Trade Wars And U.S. Monetary Policy
If you follow me, you know I've been vocal about the potential impacts President Trump's Trade War and a hawkish Fed could have on American Corporations who derive noteworthy portions of their revenues outside of the United States.
In one of my recent articles, in which I discussed the current political climate's potential impact on Boeing (BA), I wrote the following quote:
"I want to stress the severe threat the combination of a lengthy trade war and overly hawkish Fed pose to the state of the global economy. The combination of a stubborn U.S. Fed dependent on U.S. economic data in isolation and an even more stubborn President bent on dismantling an economy on which the global growth narrative relies could create economic calamity."
Although we haven't witnessed widespread economic calamity yet; nor am I saying I'm ultra-bearish at present, we have seen calamity transpire in certain sectors and for certain companies. FedEx (FDX) was one of the first dominoes to fall late last year, and yesterday, we received news that Apple (AAPL) has been experiencing the ill-effects of U.S. - Chinese policy.

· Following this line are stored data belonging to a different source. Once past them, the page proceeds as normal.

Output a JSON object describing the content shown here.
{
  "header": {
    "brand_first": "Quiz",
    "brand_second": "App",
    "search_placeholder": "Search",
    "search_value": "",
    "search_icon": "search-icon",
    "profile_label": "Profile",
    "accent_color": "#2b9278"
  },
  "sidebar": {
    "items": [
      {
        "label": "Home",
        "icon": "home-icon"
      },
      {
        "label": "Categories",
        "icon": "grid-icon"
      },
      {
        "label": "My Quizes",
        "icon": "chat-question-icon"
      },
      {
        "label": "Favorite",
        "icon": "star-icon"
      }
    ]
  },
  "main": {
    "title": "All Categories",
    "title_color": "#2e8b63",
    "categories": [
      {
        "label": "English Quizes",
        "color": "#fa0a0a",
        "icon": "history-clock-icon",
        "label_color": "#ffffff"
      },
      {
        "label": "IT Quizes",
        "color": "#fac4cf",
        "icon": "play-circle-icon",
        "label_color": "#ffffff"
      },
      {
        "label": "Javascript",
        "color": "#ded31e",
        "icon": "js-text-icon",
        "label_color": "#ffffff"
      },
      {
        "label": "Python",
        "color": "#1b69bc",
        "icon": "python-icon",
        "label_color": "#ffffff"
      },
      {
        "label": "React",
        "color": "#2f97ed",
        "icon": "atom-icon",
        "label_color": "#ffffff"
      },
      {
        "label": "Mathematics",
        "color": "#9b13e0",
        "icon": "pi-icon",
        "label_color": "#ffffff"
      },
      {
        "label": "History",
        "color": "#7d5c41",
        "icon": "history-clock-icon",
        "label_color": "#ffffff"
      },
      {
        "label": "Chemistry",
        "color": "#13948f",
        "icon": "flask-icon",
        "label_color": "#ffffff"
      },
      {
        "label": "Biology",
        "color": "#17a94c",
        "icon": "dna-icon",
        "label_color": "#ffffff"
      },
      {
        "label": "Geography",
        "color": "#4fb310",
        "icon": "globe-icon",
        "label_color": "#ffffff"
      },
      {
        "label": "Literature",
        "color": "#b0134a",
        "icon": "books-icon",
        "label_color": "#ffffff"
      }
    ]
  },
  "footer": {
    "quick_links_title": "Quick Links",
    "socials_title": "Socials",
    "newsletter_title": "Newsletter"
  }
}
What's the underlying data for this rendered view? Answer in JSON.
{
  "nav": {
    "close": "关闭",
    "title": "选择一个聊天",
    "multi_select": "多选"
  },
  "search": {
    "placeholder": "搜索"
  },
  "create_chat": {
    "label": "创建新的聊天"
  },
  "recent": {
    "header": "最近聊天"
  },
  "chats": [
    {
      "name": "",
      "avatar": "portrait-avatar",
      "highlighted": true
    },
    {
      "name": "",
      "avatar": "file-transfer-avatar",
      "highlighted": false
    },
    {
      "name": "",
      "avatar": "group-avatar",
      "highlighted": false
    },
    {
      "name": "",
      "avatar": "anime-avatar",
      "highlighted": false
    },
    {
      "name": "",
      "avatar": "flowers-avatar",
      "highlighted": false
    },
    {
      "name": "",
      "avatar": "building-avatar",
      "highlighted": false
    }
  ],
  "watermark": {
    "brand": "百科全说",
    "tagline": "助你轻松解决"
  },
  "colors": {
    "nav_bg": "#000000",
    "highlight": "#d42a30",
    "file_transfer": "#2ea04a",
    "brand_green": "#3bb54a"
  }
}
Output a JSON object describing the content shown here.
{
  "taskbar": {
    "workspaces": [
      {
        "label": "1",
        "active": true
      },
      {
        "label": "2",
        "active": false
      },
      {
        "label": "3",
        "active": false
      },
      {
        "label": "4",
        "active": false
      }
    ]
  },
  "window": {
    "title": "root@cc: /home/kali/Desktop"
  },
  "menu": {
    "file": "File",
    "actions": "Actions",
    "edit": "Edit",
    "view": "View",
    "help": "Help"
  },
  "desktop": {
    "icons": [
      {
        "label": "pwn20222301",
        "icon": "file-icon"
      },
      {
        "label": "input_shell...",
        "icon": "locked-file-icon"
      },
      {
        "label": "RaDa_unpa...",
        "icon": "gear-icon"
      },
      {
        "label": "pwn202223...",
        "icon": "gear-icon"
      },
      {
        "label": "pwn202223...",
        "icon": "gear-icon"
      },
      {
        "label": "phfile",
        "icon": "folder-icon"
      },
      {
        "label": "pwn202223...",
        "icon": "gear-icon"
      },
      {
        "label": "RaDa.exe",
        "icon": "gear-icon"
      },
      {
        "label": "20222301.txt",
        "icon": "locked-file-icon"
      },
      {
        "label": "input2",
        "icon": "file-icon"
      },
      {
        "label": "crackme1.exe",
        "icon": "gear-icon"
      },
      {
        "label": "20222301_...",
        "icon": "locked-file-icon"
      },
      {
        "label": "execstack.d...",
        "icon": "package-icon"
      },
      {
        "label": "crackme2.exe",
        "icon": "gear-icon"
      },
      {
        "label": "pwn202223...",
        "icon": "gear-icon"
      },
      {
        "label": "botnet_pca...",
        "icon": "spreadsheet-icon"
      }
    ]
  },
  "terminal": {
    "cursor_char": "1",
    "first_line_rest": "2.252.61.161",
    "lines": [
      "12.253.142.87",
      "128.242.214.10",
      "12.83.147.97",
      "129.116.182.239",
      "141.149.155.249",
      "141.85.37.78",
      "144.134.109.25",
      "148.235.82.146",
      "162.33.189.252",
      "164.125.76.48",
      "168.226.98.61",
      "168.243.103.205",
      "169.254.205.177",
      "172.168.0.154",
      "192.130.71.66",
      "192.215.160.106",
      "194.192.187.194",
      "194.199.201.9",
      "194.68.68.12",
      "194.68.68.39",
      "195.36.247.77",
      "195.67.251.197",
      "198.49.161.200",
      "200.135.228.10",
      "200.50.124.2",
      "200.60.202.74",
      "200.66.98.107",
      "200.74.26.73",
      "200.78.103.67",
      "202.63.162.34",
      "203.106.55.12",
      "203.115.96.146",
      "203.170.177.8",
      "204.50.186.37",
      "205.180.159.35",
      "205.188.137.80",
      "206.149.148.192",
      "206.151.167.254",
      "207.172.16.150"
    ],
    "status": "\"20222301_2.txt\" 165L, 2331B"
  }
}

Ill-Effects Revealing Themselves
In a recent article, in which I discussed Apple's current headwinds, I discussed the implications of a hawkish U.S. Fed for the company. I predicted that a strengthening U.S. dollar would negatively impact Apple's sales abroad, as many others have.
"If the Fed acts too aggressively in raising rates and transitioning from QE to QT, then the U.S. economy and certainly the economies abroad may grind into a slowdown... Even without a global economic slowdown created by a strengthening dollar, international consumers will be less apt to buy an iPhone if its price increases for them as their currency weakens against the U.S. dollar."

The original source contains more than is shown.